Sam Bankman-Fried, the head of the crypto derivatives exchange FTX, recently told CNBC that his firm may have approximately $1 billion to deploy for the acquisition of other companies in the space.
During the interview held in the Bahamas just outside the company’s offices, Bankman-Fried commented on the latest moves of his company during the so-called “crypto winter” including bailing out some prominent firms like the now-bankrupted Voyager Digital and BlockFi.
The goal behind these operations, according to the founder of FTX, was to provide a backstop for customers to make sure they were protected from the setback that bankruptcy would suppose.
In addition, Bankman-Fried was also aiming to stop “contagion from spreading through the ecosystem” as several firms were involved in dealings with the same troubled assets or entities such as the demised Singaporean crypto hedge fund Three Arrows Capital (3AC) and the now worthless cryptocurrencies that power the original Terra ecosystem.
The Voyager Digital Loan May Never Be Recouped
The head of FTX Global emphasized that his firm went into this with “a couple of billion” at hand to use for acquisitions and bailouts but the amount is now closer to a billion in “unencumbered assets” that it can still use for this same purpose. In addition, the founder of FTX commented that the firm remains a profitable endeavor.
For Bankman-Fried, not stepping in to help some of these companies during such a chaotic time would not be good for the ecosystem in the long run as customers should not have to worry about “unknown unknowns” when they operate in the crypto market.
In regard to the negotiations that resulted in a multi-million credit line extended to the bankrupted crypto exchange Voyager Digital, Bankman-Fried has little hope that his company can recover the $70 million that were immediately withdrawn from the facility but they were well aware of that risk when they accepted the terms of the deal.
However, when it comes to the deal they made with the crypto exchange BlockFi, the outlook of the transaction is more promising as the company has managed to dodge bankruptcy while FTX has the option to acquire the firm at around $250 million contingent on its ability to reach certain “performance triggers”.
FTX Is Now into Stocks and Has Entered Multiple New Markets
Earlier this year, FTX.US, the firm’s subsidiary in the United States, started to offer zero-commission stock trading services to compete with popular retail trading firms such as Robinhood.

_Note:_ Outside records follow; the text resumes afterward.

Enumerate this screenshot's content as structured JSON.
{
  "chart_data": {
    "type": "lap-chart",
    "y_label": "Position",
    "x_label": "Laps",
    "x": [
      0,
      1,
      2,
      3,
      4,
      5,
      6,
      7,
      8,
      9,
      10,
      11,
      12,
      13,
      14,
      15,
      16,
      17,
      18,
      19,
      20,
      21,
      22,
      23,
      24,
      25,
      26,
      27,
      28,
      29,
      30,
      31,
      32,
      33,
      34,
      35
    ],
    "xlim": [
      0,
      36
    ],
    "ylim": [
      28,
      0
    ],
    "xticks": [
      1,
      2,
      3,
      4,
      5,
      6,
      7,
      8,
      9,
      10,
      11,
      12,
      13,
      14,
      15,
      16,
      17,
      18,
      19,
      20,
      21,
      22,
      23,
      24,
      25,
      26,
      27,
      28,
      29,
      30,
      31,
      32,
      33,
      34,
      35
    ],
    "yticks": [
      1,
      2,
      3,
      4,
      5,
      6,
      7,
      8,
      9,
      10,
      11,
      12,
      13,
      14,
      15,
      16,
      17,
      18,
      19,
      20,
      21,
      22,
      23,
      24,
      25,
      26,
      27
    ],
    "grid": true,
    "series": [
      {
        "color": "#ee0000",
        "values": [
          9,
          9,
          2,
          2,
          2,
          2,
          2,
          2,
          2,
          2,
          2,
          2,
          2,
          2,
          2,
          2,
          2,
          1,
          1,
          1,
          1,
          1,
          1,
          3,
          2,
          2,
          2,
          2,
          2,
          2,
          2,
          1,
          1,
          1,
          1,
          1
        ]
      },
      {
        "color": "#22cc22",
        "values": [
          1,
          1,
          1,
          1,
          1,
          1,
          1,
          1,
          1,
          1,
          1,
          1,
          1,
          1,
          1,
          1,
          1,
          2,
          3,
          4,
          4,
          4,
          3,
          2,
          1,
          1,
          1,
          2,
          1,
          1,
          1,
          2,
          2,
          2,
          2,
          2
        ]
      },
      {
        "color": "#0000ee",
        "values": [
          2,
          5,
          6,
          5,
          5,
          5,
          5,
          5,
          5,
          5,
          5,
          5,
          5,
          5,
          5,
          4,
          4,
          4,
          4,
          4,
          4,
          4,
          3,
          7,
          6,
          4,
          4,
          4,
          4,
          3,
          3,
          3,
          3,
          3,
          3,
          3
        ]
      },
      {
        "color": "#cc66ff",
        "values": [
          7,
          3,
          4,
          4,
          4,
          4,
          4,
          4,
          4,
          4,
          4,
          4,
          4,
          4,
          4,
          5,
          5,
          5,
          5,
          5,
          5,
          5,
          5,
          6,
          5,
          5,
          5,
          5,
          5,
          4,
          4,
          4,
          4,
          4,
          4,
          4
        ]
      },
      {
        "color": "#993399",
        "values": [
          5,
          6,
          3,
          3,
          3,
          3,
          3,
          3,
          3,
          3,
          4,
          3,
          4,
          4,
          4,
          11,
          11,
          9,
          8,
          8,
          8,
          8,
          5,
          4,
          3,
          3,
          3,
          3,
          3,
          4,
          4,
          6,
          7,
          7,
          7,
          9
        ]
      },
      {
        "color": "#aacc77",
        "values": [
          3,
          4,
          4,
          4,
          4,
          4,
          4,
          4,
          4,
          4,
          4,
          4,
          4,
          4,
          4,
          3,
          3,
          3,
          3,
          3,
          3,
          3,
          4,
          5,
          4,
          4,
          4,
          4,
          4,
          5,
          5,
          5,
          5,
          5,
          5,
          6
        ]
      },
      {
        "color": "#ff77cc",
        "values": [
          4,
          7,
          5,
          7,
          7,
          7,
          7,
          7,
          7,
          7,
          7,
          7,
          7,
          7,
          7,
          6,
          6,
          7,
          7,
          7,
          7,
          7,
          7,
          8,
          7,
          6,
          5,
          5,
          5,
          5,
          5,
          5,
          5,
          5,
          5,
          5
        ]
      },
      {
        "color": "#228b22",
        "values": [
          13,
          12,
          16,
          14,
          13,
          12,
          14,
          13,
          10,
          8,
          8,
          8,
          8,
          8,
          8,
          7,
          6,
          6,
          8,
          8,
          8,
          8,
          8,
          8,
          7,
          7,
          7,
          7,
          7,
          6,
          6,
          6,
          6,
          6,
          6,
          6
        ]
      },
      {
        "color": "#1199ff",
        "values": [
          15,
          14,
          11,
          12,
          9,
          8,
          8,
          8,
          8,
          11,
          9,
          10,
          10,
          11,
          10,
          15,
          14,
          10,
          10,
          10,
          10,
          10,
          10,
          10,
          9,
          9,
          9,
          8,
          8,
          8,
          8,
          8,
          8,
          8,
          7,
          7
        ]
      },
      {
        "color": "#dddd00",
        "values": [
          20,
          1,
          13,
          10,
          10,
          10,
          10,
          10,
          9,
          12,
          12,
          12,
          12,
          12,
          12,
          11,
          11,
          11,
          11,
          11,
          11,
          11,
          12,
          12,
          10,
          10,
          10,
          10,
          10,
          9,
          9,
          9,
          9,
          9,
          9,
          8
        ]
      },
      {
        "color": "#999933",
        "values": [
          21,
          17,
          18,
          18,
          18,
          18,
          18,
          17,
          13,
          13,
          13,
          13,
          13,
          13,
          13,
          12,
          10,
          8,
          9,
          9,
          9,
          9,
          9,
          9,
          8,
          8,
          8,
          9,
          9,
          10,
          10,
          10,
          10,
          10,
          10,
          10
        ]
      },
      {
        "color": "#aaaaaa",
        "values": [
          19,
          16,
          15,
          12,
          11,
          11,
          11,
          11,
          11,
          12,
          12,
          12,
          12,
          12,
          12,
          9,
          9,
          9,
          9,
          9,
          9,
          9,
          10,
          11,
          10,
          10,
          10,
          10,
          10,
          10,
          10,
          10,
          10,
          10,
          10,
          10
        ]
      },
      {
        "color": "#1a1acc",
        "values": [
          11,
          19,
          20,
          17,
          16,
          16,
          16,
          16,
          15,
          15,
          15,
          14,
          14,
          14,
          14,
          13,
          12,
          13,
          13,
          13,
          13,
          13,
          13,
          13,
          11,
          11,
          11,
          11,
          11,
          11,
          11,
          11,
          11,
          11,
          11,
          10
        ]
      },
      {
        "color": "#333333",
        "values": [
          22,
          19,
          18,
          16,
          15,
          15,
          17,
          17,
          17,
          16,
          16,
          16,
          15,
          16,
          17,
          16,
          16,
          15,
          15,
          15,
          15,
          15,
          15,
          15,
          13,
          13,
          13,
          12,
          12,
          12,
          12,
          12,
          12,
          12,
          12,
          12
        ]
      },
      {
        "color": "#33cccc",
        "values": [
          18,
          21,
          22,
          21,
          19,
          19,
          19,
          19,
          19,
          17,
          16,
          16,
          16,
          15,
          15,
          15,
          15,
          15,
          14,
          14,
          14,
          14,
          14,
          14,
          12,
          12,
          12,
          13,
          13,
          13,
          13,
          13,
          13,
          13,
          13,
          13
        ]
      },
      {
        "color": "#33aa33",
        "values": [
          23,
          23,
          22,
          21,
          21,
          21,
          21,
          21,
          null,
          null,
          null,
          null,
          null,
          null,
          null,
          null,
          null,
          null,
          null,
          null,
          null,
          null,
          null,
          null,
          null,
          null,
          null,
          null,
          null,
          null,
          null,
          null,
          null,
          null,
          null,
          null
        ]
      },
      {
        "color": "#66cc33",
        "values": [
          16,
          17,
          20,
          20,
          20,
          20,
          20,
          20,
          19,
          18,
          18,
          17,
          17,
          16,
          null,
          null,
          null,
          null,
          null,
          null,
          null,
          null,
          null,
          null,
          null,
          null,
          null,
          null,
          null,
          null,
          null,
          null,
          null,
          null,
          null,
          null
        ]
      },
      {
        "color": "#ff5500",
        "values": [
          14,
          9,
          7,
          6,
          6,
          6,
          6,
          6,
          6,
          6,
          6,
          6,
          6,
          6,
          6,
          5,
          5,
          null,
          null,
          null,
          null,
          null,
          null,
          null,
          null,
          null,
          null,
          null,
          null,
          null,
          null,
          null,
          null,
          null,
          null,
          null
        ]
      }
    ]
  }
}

The company managed to do this after completing the acquisition of Embed Financial Technologies, a transaction clearing platform, for an undisclosed amount.
The US subsidiary of FTX was recently valued at $8 billion during a funding round through which it picked up approximately $400 million to finance its expansion in the North American country.
FTX also acquired Bitvo Exchange to enter the Canadian market and Liquid Group in a bid to enter the Japanese markets.
Meanwhile, the company may also be exploring an acquisition that allows it to provide trading services to retail customers in the United States. Sources familiar with the matter told CoinDesk that Bankman-Fried’s firm could be looking to raise additional capital for financing such a transaction.
Thus far, FTX.US and its parent company have primarily catered to institutional investors due to the complex nature of the sophisticated instruments it offers – mainly options and futures. Hence, a move to the retail space makes sense to expand their customer base, the amount of assets in custody, and how much it generates in transaction-based revenues.